Bienvenue sur Radio Classique. Je rappelle que vous êtes secrétaire d'Etat en charge du Commerce, des PME, du Tourisme, et des Services, ce qui doit suffire à occuper un honnête travailleur par les temps qui courent. J'aimerais qu'on démarre cet entretien avec cette baisse de la TVA pour les cafetiers et les restaurateurs. Donc, on parle de 5,5 %, mais il semble que N. Sarkozy y mette quelques conditions. Ca serait quelles conditions ?

Oui, le Président de la République fait bien de dire que cette baisse elle doit nous servir de levier pour moderniser la restauration et pour faire en sorte que les restaurants aient une meilleure qualité en termes d'accueil, en termes de rapport qualité/prix, en termes d'emploi, en termes d'investissement, en termes de formation de la main d'oeuvre. Bref, il y a là un chantier et c'est la raison pour laquelle le Président a souhaité que des états généraux aient lieu au mois d'avril et ces états généraux nous permettront à la fois de faire un état des lieux, bien sûr, mais de regarder toutes les problématiques que je viens d'indiquer pour que la baisse du taux de TVA soit au coeur de cette action sur la modernisation de notre restauration. Pourquoi cela ? Parce que c'est un des éléments de l'offre française, de l'offre touristique française et si la France veut tenir son rang et continuer de tenir son rang en termes de destination touristique et reprenne son rang en termes de recettes par touriste, il faut absolument qu'on élève la qualité.

Alors, je vous entends bien, mais j'entendais aussi le président du syndicat des restaurateurs, je crois, qui disait : « oui, ce n'est pas évident, les prix, tout ça, peut-être qu'on fera un effort sur le café, peut-être qu'on fera un effort sur le plat du jour ». Là, je me suis dit qu'on est un petit peu loin du compte dans une période de crise comme ça, et notamment sur l'emploi parce qu'il ne garantissait pas évidemment que ça pourrait créer des emplois.

Bien sûr, et c'est pour ça que j'ai indiqué que la baisse du taux de TVA était le point d'aboutissement de ces discussions et de ces états généraux, mais n'était pas aujourd'hui le point de commencement de ces discussions.

Donc, on attendra. Je voudrais qu'on parle d'un succès -ce n'est pas si courant que ça mais - c'est le succès extraordinaire de l'auto-entreprise. C'est vous qui avez lancé cette idée, je ne sais pas d'ailleurs comment on vous a regardé au début, enfin chez, comme on dit les technocrates, en leur disant : ben voilà, on va dire aux Français de pas de se débrouiller eux-mêmes, on allait les aider, on va les accompagner, mais qu'ils créent... Alors, ça marche formidablement apparemment.

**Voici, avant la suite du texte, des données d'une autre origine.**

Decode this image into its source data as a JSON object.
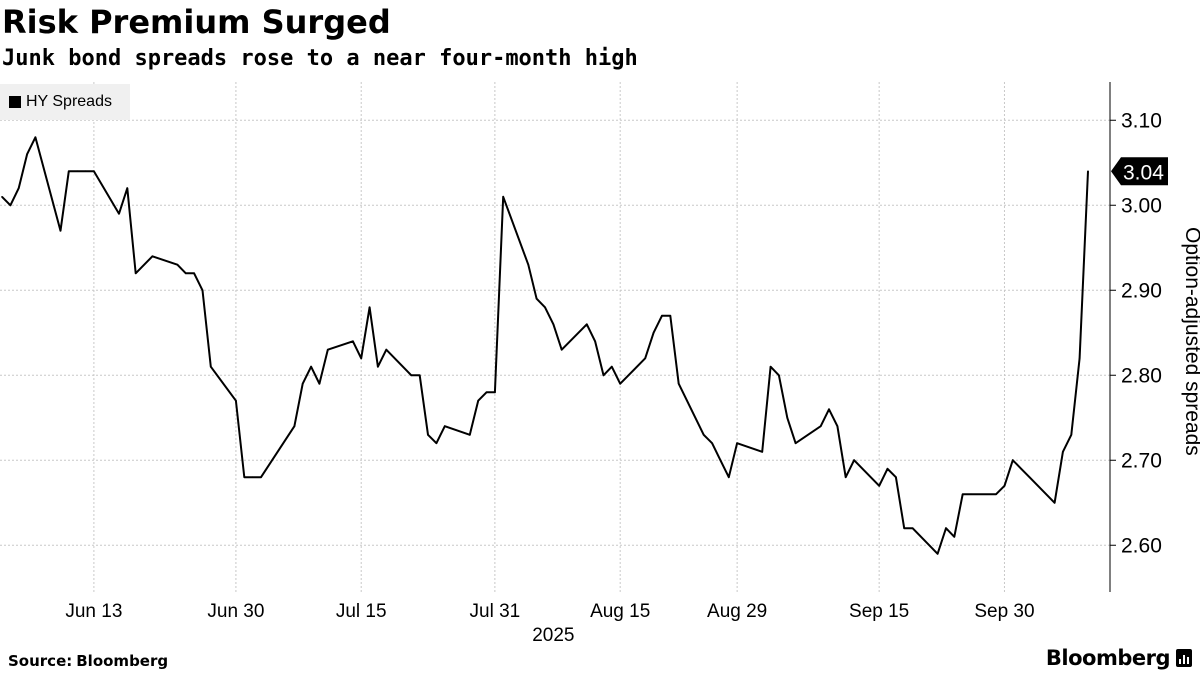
{
  "header": {
    "title": "Risk Premium Surged",
    "subtitle": "Junk bond spreads rose to a near four-month high"
  },
  "legend": {
    "label": "HY Spreads"
  },
  "footer": {
    "source_label": "Source:",
    "source_value": "Bloomberg",
    "brand": "Bloomberg"
  },
  "colors": {
    "line": "#000000",
    "grid": "#c8c8c8",
    "legend_bg": "#f0f0f0"
  },
  "chart_data": {
    "type": "line",
    "title": "Risk Premium Surged",
    "subtitle": "Junk bond spreads rose to a near four-month high",
    "ylabel": "Option-adjusted spreads",
    "xlabel": "2025",
    "ylim": [
      2.545,
      3.145
    ],
    "yticks": [
      2.6,
      2.7,
      2.8,
      2.9,
      3.0,
      3.1
    ],
    "ytick_labels": [
      "2.60",
      "2.70",
      "2.80",
      "2.90",
      "3.00",
      "3.10"
    ],
    "x_date_range": [
      "2025-06-02",
      "2025-10-10"
    ],
    "xticks": [
      {
        "date": "2025-06-13",
        "label": "Jun 13"
      },
      {
        "date": "2025-06-30",
        "label": "Jun 30"
      },
      {
        "date": "2025-07-15",
        "label": "Jul 15"
      },
      {
        "date": "2025-07-31",
        "label": "Jul 31"
      },
      {
        "date": "2025-08-15",
        "label": "Aug 15"
      },
      {
        "date": "2025-08-29",
        "label": "Aug 29"
      },
      {
        "date": "2025-09-15",
        "label": "Sep 15"
      },
      {
        "date": "2025-09-30",
        "label": "Sep 30"
      }
    ],
    "grid": true,
    "legend_position": "top-left",
    "last_value_label": "3.04",
    "series": [
      {
        "name": "HY Spreads",
        "points": [
          [
            "2025-06-02",
            3.01
          ],
          [
            "2025-06-03",
            3.0
          ],
          [
            "2025-06-04",
            3.02
          ],
          [
            "2025-06-05",
            3.06
          ],
          [
            "2025-06-06",
            3.08
          ],
          [
            "2025-06-09",
            2.97
          ],
          [
            "2025-06-10",
            3.04
          ],
          [
            "2025-06-11",
            3.04
          ],
          [
            "2025-06-12",
            3.04
          ],
          [
            "2025-06-13",
            3.04
          ],
          [
            "2025-06-16",
            2.99
          ],
          [
            "2025-06-17",
            3.02
          ],
          [
            "2025-06-18",
            2.92
          ],
          [
            "2025-06-20",
            2.94
          ],
          [
            "2025-06-23",
            2.93
          ],
          [
            "2025-06-24",
            2.92
          ],
          [
            "2025-06-25",
            2.92
          ],
          [
            "2025-06-26",
            2.9
          ],
          [
            "2025-06-27",
            2.81
          ],
          [
            "2025-06-30",
            2.77
          ],
          [
            "2025-07-01",
            2.68
          ],
          [
            "2025-07-02",
            2.68
          ],
          [
            "2025-07-03",
            2.68
          ],
          [
            "2025-07-07",
            2.74
          ],
          [
            "2025-07-08",
            2.79
          ],
          [
            "2025-07-09",
            2.81
          ],
          [
            "2025-07-10",
            2.79
          ],
          [
            "2025-07-11",
            2.83
          ],
          [
            "2025-07-14",
            2.84
          ],
          [
            "2025-07-15",
            2.82
          ],
          [
            "2025-07-16",
            2.88
          ],
          [
            "2025-07-17",
            2.81
          ],
          [
            "2025-07-18",
            2.83
          ],
          [
            "2025-07-21",
            2.8
          ],
          [
            "2025-07-22",
            2.8
          ],
          [
            "2025-07-23",
            2.73
          ],
          [
            "2025-07-24",
            2.72
          ],
          [
            "2025-07-25",
            2.74
          ],
          [
            "2025-07-28",
            2.73
          ],
          [
            "2025-07-29",
            2.77
          ],
          [
            "2025-07-30",
            2.78
          ],
          [
            "2025-07-31",
            2.78
          ],
          [
            "2025-08-01",
            3.01
          ],
          [
            "2025-08-04",
            2.93
          ],
          [
            "2025-08-05",
            2.89
          ],
          [
            "2025-08-06",
            2.88
          ],
          [
            "2025-08-07",
            2.86
          ],
          [
            "2025-08-08",
            2.83
          ],
          [
            "2025-08-11",
            2.86
          ],
          [
            "2025-08-12",
            2.84
          ],
          [
            "2025-08-13",
            2.8
          ],
          [
            "2025-08-14",
            2.81
          ],
          [
            "2025-08-15",
            2.79
          ],
          [
            "2025-08-18",
            2.82
          ],
          [
            "2025-08-19",
            2.85
          ],
          [
            "2025-08-20",
            2.87
          ],
          [
            "2025-08-21",
            2.87
          ],
          [
            "2025-08-22",
            2.79
          ],
          [
            "2025-08-25",
            2.73
          ],
          [
            "2025-08-26",
            2.72
          ],
          [
            "2025-08-27",
            2.7
          ],
          [
            "2025-08-28",
            2.68
          ],
          [
            "2025-08-29",
            2.72
          ],
          [
            "2025-09-01",
            2.71
          ],
          [
            "2025-09-02",
            2.81
          ],
          [
            "2025-09-03",
            2.8
          ],
          [
            "2025-09-04",
            2.75
          ],
          [
            "2025-09-05",
            2.72
          ],
          [
            "2025-09-08",
            2.74
          ],
          [
            "2025-09-09",
            2.76
          ],
          [
            "2025-09-10",
            2.74
          ],
          [
            "2025-09-11",
            2.68
          ],
          [
            "2025-09-12",
            2.7
          ],
          [
            "2025-09-15",
            2.67
          ],
          [
            "2025-09-16",
            2.69
          ],
          [
            "2025-09-17",
            2.68
          ],
          [
            "2025-09-18",
            2.62
          ],
          [
            "2025-09-19",
            2.62
          ],
          [
            "2025-09-22",
            2.59
          ],
          [
            "2025-09-23",
            2.62
          ],
          [
            "2025-09-24",
            2.61
          ],
          [
            "2025-09-25",
            2.66
          ],
          [
            "2025-09-26",
            2.66
          ],
          [
            "2025-09-29",
            2.66
          ],
          [
            "2025-09-30",
            2.67
          ],
          [
            "2025-10-01",
            2.7
          ],
          [
            "2025-10-02",
            2.69
          ],
          [
            "2025-10-03",
            2.68
          ],
          [
            "2025-10-06",
            2.65
          ],
          [
            "2025-10-07",
            2.71
          ],
          [
            "2025-10-08",
            2.73
          ],
          [
            "2025-10-09",
            2.82
          ],
          [
            "2025-10-10",
            3.04
          ]
        ]
      }
    ]
  }
}
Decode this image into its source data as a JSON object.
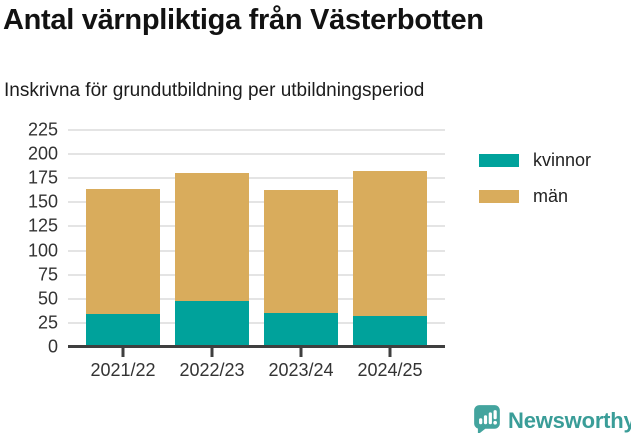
{
  "header": {
    "title": "Antal värnpliktiga från Västerbotten",
    "subtitle": "Inskrivna för grundutbildning per utbildningsperiod"
  },
  "chart_data": {
    "type": "bar",
    "stacked": true,
    "title": "Antal värnpliktiga från Västerbotten",
    "subtitle": "Inskrivna för grundutbildning per utbildningsperiod",
    "categories": [
      "2021/22",
      "2022/23",
      "2023/24",
      "2024/25"
    ],
    "series": [
      {
        "name": "kvinnor",
        "color": "#00a29b",
        "values": [
          34,
          48,
          35,
          32
        ]
      },
      {
        "name": "män",
        "color": "#d9ac5c",
        "values": [
          130,
          132,
          128,
          151
        ]
      }
    ],
    "totals": [
      164,
      180,
      163,
      183
    ],
    "xlabel": "",
    "ylabel": "",
    "ylim": [
      0,
      225
    ],
    "yticks": [
      0,
      25,
      50,
      75,
      100,
      125,
      150,
      175,
      200,
      225
    ],
    "grid": true,
    "legend_position": "right"
  },
  "footer": {
    "brand": "Newsworthy",
    "brand_color": "#3a9d98",
    "icon": "newsworthy-chart-bubble-icon"
  },
  "colors": {
    "kvinnor": "#00a29b",
    "man": "#d9ac5c",
    "gridline": "#e4e4e4",
    "axis_line": "#3f3f3f",
    "axis_text": "#333333"
  }
}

Oui, c'est extraordinaire le succès de l'auto-entrepreneur et c'est vrai qu'au début, et du reste c'est un peu pour cela que j'ai réussi à mettre en place cette disposition, avec le soutien du Parlement, eh bien ce succès regardé avec indifférence au départ exprime une réalité profonde de la société, sinon ça ne marcherait pas. Ce n'est pas uniquement parce que c'est un régime simple qu'il fonctionne. C'est parce qu'il exprime la volonté croissante des Françaises et des Français d'avoir une activité individuelle.

Ils n'ont peut-être pas trop le choix non plus en ce moment, non ?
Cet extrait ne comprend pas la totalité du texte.